Ok have seen surgeon and the stopping tamoxifen appears to be a new thing (maybe just in my area) as they had a case of a woman on tamoxifen who had a pulmonary embolism during a hip replacement. They are now saying off tamoxifen for 6 weeks prior and a month (I think) post surgery. That said he has agreed to do my op on the 10th Feb which is around 4 weeks after I have stopped.
I have agreed to sacrifice my nipple to make the op easier, I am actually fine with this as I think it will end up cosmetically better. To give an idea of the size of my breasts he is talking about removing almost a kilo in order to match up with the mammoplasty side. Clearly its a big op but I am so excited about this all coming to an end!
Sorry you are having such a tough time Mand, it sounds really horrible. I have the spots and I am pretty sore but no open sores luckily. I had my first of 8 boosts yesterday and currently on target for finishing next wednesday. The boosts are really odd as they use a device attached to the machine that rests on the skin. Apparently more likely to get sores from these are the radiation is nearer the surface of the skin.
I am seeing my surgeon today to discuss my reduction, I am also trying to balance some work commitments and this is proving difficult. I had a goal to finish my treatment by end March but I may need to wait until April for the op. Work have been great but I get the feeling that this is all getting a bit old now and they want me back! The only other option is I persuade him to do the reduction early Feb and that I am well enough to make a trip to Kuala Lumpur in mid March.

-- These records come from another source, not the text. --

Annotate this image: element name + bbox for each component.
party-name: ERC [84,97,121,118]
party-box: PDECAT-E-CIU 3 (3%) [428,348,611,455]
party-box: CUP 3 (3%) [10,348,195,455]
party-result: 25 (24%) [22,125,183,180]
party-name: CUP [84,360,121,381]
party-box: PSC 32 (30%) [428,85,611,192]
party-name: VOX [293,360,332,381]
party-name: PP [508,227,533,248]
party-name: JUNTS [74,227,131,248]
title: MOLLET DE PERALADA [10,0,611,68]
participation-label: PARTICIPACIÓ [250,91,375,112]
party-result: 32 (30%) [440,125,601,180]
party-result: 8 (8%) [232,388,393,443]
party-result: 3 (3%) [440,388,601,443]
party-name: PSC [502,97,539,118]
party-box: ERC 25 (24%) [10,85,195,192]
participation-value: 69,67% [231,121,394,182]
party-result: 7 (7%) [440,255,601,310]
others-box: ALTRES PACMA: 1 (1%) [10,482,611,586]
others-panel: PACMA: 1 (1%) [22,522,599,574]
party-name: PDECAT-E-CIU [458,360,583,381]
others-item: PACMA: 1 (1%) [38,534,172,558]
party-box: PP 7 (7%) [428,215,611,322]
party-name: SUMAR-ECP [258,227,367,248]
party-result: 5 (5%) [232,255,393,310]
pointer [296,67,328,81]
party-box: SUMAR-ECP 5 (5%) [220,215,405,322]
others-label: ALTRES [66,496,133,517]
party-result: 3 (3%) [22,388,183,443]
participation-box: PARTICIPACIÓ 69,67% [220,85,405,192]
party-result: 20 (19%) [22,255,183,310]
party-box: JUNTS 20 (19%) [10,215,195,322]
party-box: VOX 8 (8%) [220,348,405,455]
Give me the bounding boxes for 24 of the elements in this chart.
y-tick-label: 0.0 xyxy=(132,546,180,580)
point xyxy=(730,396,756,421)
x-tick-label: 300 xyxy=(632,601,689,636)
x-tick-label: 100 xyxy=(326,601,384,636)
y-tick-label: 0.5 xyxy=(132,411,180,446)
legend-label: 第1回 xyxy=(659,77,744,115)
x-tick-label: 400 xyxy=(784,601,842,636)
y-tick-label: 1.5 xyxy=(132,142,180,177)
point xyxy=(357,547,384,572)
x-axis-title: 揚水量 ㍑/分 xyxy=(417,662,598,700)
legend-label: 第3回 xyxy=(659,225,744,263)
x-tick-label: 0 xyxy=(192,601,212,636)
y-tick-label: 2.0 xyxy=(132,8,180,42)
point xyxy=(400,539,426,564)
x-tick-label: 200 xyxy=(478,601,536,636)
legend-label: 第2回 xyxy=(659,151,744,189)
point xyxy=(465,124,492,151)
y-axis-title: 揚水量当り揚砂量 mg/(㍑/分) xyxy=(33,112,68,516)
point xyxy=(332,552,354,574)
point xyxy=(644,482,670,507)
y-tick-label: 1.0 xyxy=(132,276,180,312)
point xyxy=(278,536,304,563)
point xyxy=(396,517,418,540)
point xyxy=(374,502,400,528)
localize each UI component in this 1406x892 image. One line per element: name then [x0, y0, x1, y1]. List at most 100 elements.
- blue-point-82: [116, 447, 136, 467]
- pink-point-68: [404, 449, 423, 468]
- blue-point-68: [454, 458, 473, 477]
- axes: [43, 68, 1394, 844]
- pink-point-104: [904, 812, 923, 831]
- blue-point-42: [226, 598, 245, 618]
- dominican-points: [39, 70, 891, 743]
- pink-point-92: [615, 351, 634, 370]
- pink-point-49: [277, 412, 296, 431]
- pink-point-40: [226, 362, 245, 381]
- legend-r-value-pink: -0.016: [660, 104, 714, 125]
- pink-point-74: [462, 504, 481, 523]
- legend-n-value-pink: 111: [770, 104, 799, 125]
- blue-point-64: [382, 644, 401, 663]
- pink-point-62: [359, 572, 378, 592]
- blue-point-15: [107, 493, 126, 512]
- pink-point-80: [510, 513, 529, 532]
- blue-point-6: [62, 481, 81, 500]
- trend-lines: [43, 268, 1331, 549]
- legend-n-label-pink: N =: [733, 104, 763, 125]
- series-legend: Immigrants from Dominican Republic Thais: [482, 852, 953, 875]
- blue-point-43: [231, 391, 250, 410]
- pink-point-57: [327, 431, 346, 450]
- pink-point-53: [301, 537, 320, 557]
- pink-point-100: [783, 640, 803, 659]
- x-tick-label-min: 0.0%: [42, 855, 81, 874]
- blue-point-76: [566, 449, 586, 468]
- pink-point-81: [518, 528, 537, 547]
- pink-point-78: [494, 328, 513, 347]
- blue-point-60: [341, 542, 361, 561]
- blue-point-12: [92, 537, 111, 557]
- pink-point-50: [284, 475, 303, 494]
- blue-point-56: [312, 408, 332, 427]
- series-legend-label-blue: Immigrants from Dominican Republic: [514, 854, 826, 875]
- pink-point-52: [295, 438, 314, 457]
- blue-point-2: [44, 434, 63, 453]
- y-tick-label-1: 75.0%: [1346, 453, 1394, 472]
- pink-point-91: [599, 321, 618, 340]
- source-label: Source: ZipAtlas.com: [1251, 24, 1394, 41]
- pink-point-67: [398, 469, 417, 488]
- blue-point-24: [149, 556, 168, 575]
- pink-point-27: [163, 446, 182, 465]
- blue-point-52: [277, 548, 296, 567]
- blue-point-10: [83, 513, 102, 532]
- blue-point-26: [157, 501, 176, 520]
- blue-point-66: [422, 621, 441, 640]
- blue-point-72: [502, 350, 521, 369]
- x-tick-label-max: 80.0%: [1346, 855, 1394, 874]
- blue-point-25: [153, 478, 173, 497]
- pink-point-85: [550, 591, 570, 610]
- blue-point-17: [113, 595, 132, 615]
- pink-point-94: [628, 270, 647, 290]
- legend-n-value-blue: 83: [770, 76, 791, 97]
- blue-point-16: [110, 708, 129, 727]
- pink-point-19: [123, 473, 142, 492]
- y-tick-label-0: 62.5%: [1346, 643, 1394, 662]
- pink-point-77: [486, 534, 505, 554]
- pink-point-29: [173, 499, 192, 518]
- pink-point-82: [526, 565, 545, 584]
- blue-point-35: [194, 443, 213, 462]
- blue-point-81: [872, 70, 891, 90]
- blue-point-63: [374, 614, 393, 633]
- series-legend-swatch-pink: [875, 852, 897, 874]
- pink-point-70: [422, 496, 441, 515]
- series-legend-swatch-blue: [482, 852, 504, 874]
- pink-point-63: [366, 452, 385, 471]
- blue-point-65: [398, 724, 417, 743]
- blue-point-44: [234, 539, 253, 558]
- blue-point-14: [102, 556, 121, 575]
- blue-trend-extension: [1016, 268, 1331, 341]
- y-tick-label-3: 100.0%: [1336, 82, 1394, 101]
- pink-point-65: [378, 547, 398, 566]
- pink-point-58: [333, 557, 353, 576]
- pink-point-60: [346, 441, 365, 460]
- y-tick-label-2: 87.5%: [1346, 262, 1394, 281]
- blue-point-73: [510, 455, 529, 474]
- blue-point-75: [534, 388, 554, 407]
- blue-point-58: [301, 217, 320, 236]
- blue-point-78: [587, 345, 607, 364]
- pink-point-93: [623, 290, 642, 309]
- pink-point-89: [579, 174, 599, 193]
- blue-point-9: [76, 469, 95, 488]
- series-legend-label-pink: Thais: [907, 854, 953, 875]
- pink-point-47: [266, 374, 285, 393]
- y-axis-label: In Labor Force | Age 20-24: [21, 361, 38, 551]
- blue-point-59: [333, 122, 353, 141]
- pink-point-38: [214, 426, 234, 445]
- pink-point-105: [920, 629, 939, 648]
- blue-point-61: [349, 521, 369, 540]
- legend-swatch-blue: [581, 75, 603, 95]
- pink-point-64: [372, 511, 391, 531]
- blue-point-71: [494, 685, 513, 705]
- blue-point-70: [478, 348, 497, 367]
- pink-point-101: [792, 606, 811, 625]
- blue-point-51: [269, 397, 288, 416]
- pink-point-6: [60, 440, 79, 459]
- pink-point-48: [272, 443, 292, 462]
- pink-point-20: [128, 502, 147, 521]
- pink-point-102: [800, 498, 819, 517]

Hope you feel better soon.
Nally try as I might I can't get my tongue around your suggested comment!! haha
Mand I am sorry you are suffering so much and wish I could help. I don't know if you spotted my post about being prescribed Cavilon which is a barrier film spray. Would it be worth mentioning to your RADS team? Not sure how effective it is and could be too late for barrier treatment as it sounds like the damage is done. Sounds as if your skin is particularly sensitive so perhaps a 'break' from treatment wouldn't be such a bad idea?
I know we're 'conditioned' to press on with the chemo or RADS but I was told that it takes around 2-3 weeks for the radiation to leave our body so presumably its still doing the job? I hope they find a way to help you and that you can overcome this low time. Just remember how far you've come already bravely taking it all in your stride. You can do this because its not for ever, try to believe that - I know, easy to say.